Archive

Quotes

What will not attract a man’s stare at sea?—a gull, a turtle, a flying fish!

—Richard Burton, 1883

In all the ancient states and empires, those who had the shipping, had the wealth.

—William Petty, 1690

Ships at a distance have every man’s wish on board.

—Zora Neale Hurston, 1937

He who commands the sea has command of everything.

—Francis Bacon, c. 1600

The breaking of a wave cannot explain the whole sea.

—Vladimir Nabokov, 1941

The sole business of a seaman onshore who has to go to sea again is to take as much pleasure as he can.

—Leigh Hunt, 1820

And to our age’s drowsy blood / Still shouts the inspiring sea.

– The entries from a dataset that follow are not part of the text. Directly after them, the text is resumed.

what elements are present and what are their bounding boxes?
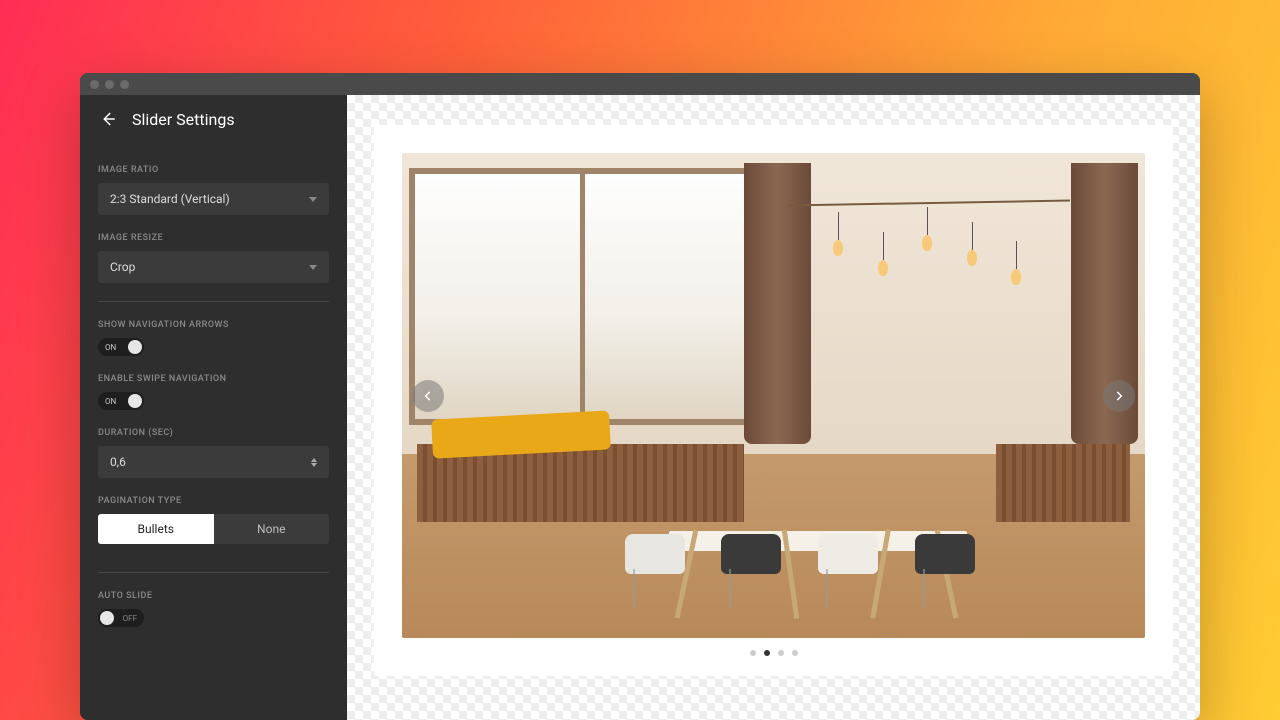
pagination-none-button[interactable]: None <box>214 514 330 544</box>
duration-label: DURATION (SEC) <box>98 428 329 438</box>
toggle-knob <box>128 340 142 354</box>
window-max-dot[interactable] <box>120 80 129 89</box>
sidebar-header: Slider Settings <box>80 95 347 147</box>
window-close-dot[interactable] <box>90 80 99 89</box>
pagination-segmented: Bullets None <box>98 514 329 544</box>
show-arrows-label: SHOW NAVIGATION ARROWS <box>98 320 329 330</box>
auto-slide-toggle[interactable]: OFF <box>98 609 144 627</box>
image-ratio-label: IMAGE RATIO <box>98 165 329 175</box>
pagination-bullets-button[interactable]: Bullets <box>98 514 214 544</box>
slider-bullet[interactable] <box>750 650 756 656</box>
window-min-dot[interactable] <box>105 80 114 89</box>
titlebar <box>80 73 1200 95</box>
panel-title: Slider Settings <box>132 110 235 129</box>
toggle-knob <box>100 611 114 625</box>
workspace: Slider Settings IMAGE RATIO 2:3 Standard… <box>80 95 1200 720</box>
settings-sidebar: Slider Settings IMAGE RATIO 2:3 Standard… <box>80 95 347 720</box>
toggle-text: ON <box>105 397 116 406</box>
chevron-down-icon <box>311 463 317 467</box>
slider-prev-button[interactable] <box>412 380 444 412</box>
controls: IMAGE RATIO 2:3 Standard (Vertical) IMAG… <box>80 147 347 720</box>
preview-canvas <box>347 95 1200 720</box>
divider <box>98 301 329 302</box>
image-resize-label: IMAGE RESIZE <box>98 233 329 243</box>
slider-bullets <box>402 650 1145 656</box>
slider-next-button[interactable] <box>1103 380 1135 412</box>
swipe-toggle[interactable]: ON <box>98 392 144 410</box>
slider-bullet[interactable] <box>792 650 798 656</box>
arrow-left-icon <box>99 110 117 128</box>
chevron-right-icon <box>1112 389 1126 403</box>
duration-input-wrap <box>98 446 329 478</box>
image-ratio-value: 2:3 Standard (Vertical) <box>110 192 230 206</box>
app-window: Slider Settings IMAGE RATIO 2:3 Standard… <box>80 73 1200 720</box>
duration-input[interactable] <box>110 455 311 469</box>
divider <box>98 572 329 573</box>
image-ratio-select[interactable]: 2:3 Standard (Vertical) <box>98 183 329 215</box>
chevron-left-icon <box>421 389 435 403</box>
duration-stepper[interactable] <box>311 458 317 467</box>
back-button[interactable] <box>98 109 118 129</box>
slider-bullet[interactable] <box>778 650 784 656</box>
toggle-text: OFF <box>123 614 137 623</box>
auto-slide-label: AUTO SLIDE <box>98 591 329 601</box>
toggle-text: ON <box>105 343 116 352</box>
chevron-up-icon <box>311 458 317 462</box>
pagination-label: PAGINATION TYPE <box>98 496 329 506</box>
chevron-down-icon <box>309 265 317 270</box>
toggle-knob <box>128 394 142 408</box>
chevron-down-icon <box>309 197 317 202</box>
slide-image <box>402 153 1145 638</box>
image-resize-value: Crop <box>110 260 135 274</box>
swipe-label: ENABLE SWIPE NAVIGATION <box>98 374 329 384</box>
image-resize-select[interactable]: Crop <box>98 251 329 283</box>
show-arrows-toggle[interactable]: ON <box>98 338 144 356</box>
slider-frame <box>374 125 1173 676</box>
slider-bullet[interactable] <box>764 650 770 656</box>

—James Russell Lowell, 1848

The bathing was so delightful this morning, and Molly so pressing with me to enjoy myself, that I believe I stayed in rather too long, as since the middle of the day I have felt unreasonably tired. I shall be more careful another time, and shall not bathe tomorrow as I had before intended.

—Jane Austen, 1804

You never enjoy the world aright, till the sea itself floweth in your veins, till you are clothed with the heavens, and crowned with the stars.

—Thomas Traherne, c. 1670

I wish to have no connection with any ship that does not sail fast, for I intend to go in harm’s way.

—John Paul Jones, 1778

Of all objects that I have ever seen, there is none which affects my imagination so much as the sea or ocean. A troubled ocean, to a man who sails upon it, is, I think, the biggest object that he can see in motion, and consequently gives his imagination one of the highest kinds of pleasure that can arise from greatness.

—Joseph Addison, 1712

Anyone can hold the helm when the sea is calm.

—Publilius Syrus, c. 30 BC

The power which the sea requires in the sailor makes a man of him very fast, and the change of shores and population clears his head of much nonsense of his wigwam.